La Corte d’Appello ha confermato i vent’anni per Antonio Logli, accusato di aver ucciso la moglie Roberta Ragusa scomparsa nel nulla, e abbiamo assistito al placcaggio dell’imputato muto fuori dall’aula. Quanto è ovvio e legittimo cercare una sua dichiarazione tanto è ovvio mettere in conto che lui rifiuti di rilasciarla. Invece è parso d’assistere a una scena quasi fine a se stessa. Non parla? Poco male, fa spettacolo anche il suo silenzio. Per altro condito con commenti stonati (un tg ha definito imperturbabile un uomo con la faccia stranita e che non si reggeva in piedi) oppure  quasi offesi: “Non risponde ai cronisti”, come avesse mancato a un imperativo morale.
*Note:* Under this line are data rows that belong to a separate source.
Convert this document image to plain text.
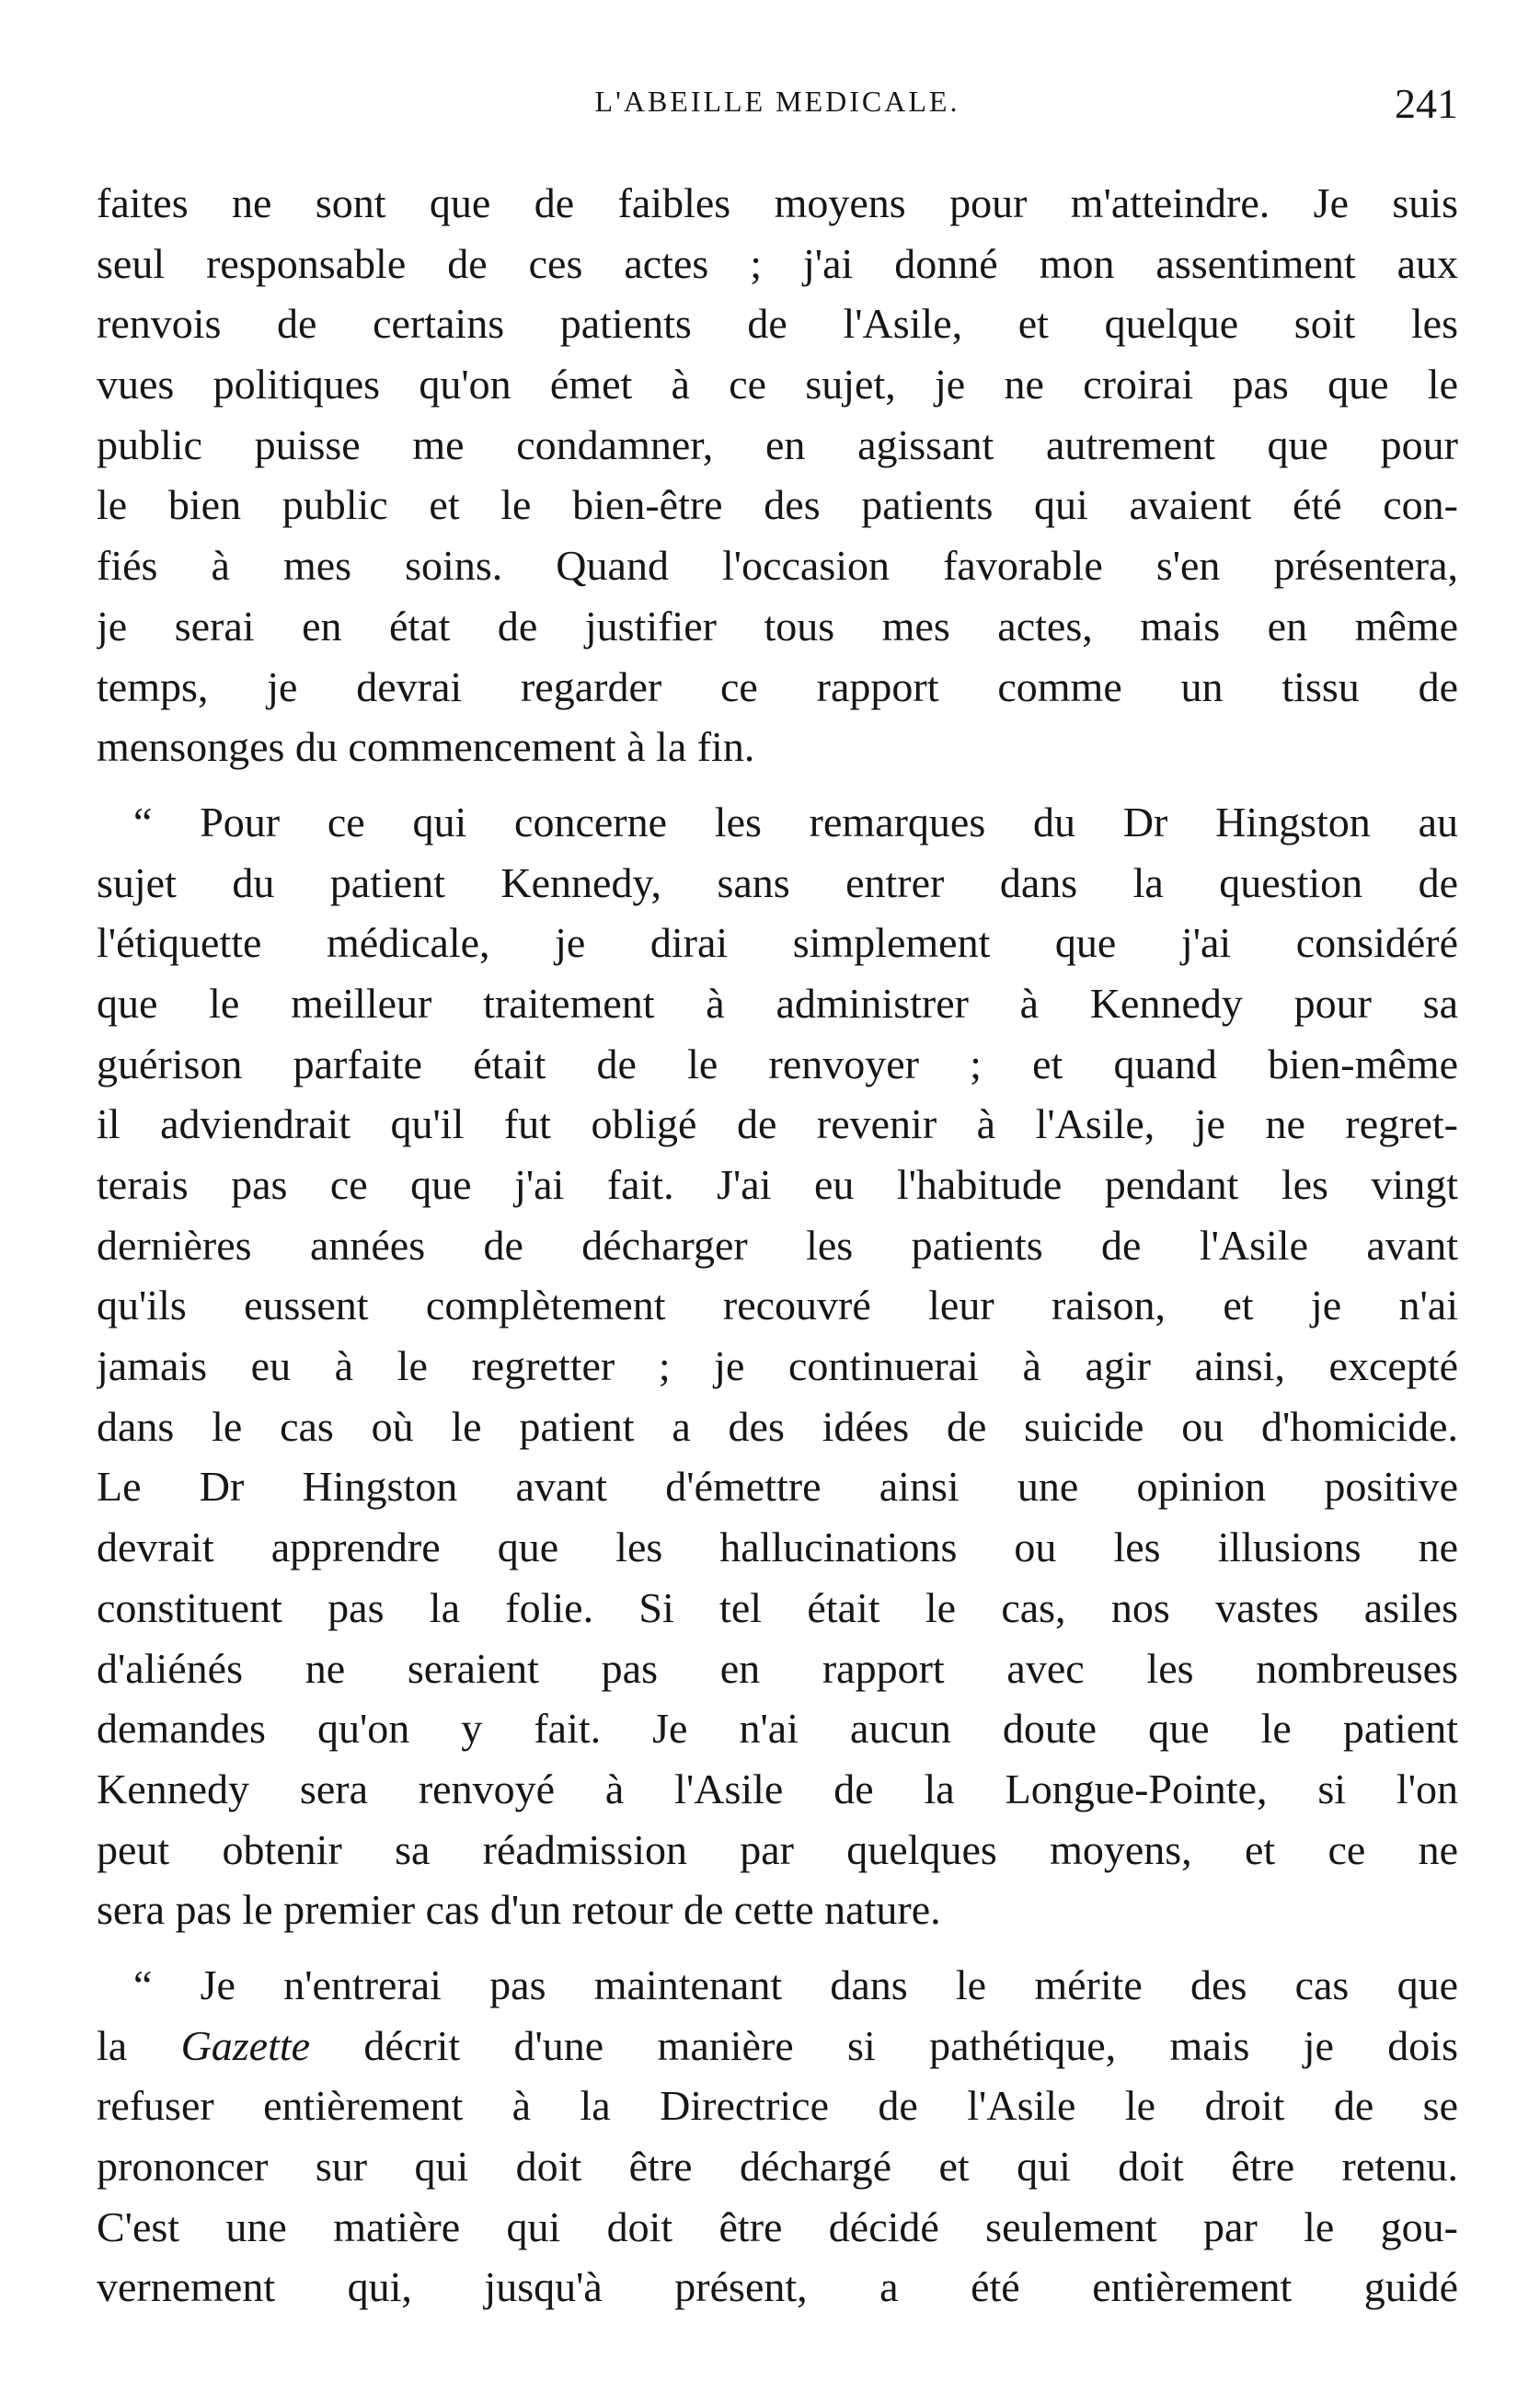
L'ABEILLE MEDICALE.	241
faites ne sont que de faibles moyens pour m'atteindre. Je suis
seul responsable de ces actes ; j'ai donné mon assentiment aux
renvois de certains patients de l'Asile, et quelque soit les
vues politiques qu'on émet à ce sujet, je ne croirai pas que le
public puisse me condamner, en agissant autrement que pour
le bien public et le bien-être des patients qui avaient été con-
fiés à mes soins. Quand l'occasion favorable s'en présentera,
je serai en état de justifier tous mes actes, mais en même
temps, je devrai regarder ce rapport comme un tissu de
mensonges du commencement à la fin.
“ Pour ce qui concerne les remarques du Dr Hingston au
sujet du patient Kennedy, sans entrer dans la question de
l'étiquette médicale, je dirai simplement que j'ai considéré
que le meilleur traitement à administrer à Kennedy pour sa
guérison parfaite était de le renvoyer ; et quand bien-même
il adviendrait qu'il fut obligé de revenir à l'Asile, je ne regret-
terais pas ce que j'ai fait. J'ai eu l'habitude pendant les vingt
dernières années de décharger les patients de l'Asile avant
qu'ils eussent complètement recouvré leur raison, et je n'ai
jamais eu à le regretter ; je continuerai à agir ainsi, excepté
dans le cas où le patient a des idées de suicide ou d'homicide.
Le Dr Hingston avant d'émettre ainsi une opinion positive
devrait apprendre que les hallucinations ou les illusions ne
constituent pas la folie. Si tel était le cas, nos vastes asiles
d'aliénés ne seraient pas en rapport avec les nombreuses
demandes qu'on y fait. Je n'ai aucun doute que le patient
Kennedy sera renvoyé à l'Asile de la Longue-Pointe, si l'on
peut obtenir sa réadmission par quelques moyens, et ce ne
sera pas le premier cas d'un retour de cette nature.
“ Je n'entrerai pas maintenant dans le mérite des cas que
la Gazette décrit d'une manière si pathétique, mais je dois
refuser entièrement à la Directrice de l'Asile le droit de se
prononcer sur qui doit être déchargé et qui doit être retenu.
C'est une matière qui doit être décidé seulement par le gou-
vernement qui, jusqu'à présent, a été entièrement guidé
Il  caso Logli è ancora “morbido” rispetto ad altri. Guardando la routine quotidiana si fatica a trovare il confine tra cronaca e spettacolare intrattenimento E’ giusto, è logico, è sensato che i giornalisti cerchino di parlare con imputati, con assolti, con condannati. Cioè con uomini e donne la cui esistenza sta subendo comunque una svolta. Un tempo (senza far classifiche fra epoche migliori o peggiori) il cronista che tornava da un servizio senza risultati provava un senso di fallimento: lo scopo per il quale era partito non era stato raggiunto. Oggi – quando il filmato è tutto e le parole sono riempitivi o, spesso, vanitose esibizioni – le immagini del braccato e dell’inseguitore sono “forti” come l’intervista, sono un buon bottino, gag sdoganata anni fa da Striscia la notizia, che per sua natura fondava e fonda proprio su fuga e inseguimento parte del successo. Quel tipo di scene sono diventate un servizio perfino trionfale, uno spettacolino sadicamente divertente..

Se è vero che in certe situazioni della cronaca (fatti clamorosi in scena in tribunali, caserme, questure) il branco è inevitabile, non è vero che è inevitabile il prolungamento dell’assalto, anzi lì si fa strada il lavoro paziente, la capacità di interagire. Il giornalismo per immagini ha altre esigenze rispetto a quello scritto, d’accordo, ma lì sta la grandezza del cineoperatore o del fotografo. Ho lavorato negli anni con grandi fotoreporter (Sergio Solavaggione ha di recente pubblicato un bellissimo libro, Obiettivo sensibile, Daniela Piazza editore, dal quale è tratta la foto qui in apertura) e vorrei tutti citarli perché da loro ho imparato che si può essere tenaci, talora anche imporsi un distacco che rasenta il gelo, eppure sempre con una coscienza: davanti agli occhi, alla macchina, al taccuino c’è una persona, a rischio c’è la sua dignità, che la cronaca non ha bisogno né diritto di calpestare, nemmeno quando quella persona ha calpestato quella di altri. Con Tonino Di Marco percorremmo i manicomi giudiziari e Tonino scattò fotografie drammatiche e poetiche, ma così accurate nel rispetto che nemmeno una ebbe bisogno della striscia nera sugli occhi: la delicatezza della situazione la sentiva mentre lavorava.

Oggi, sempre più, si percepisce un tragico distacco tra l’onnipotenza della Comunicazione cacciatrice e la solitudine della “selvaggina”.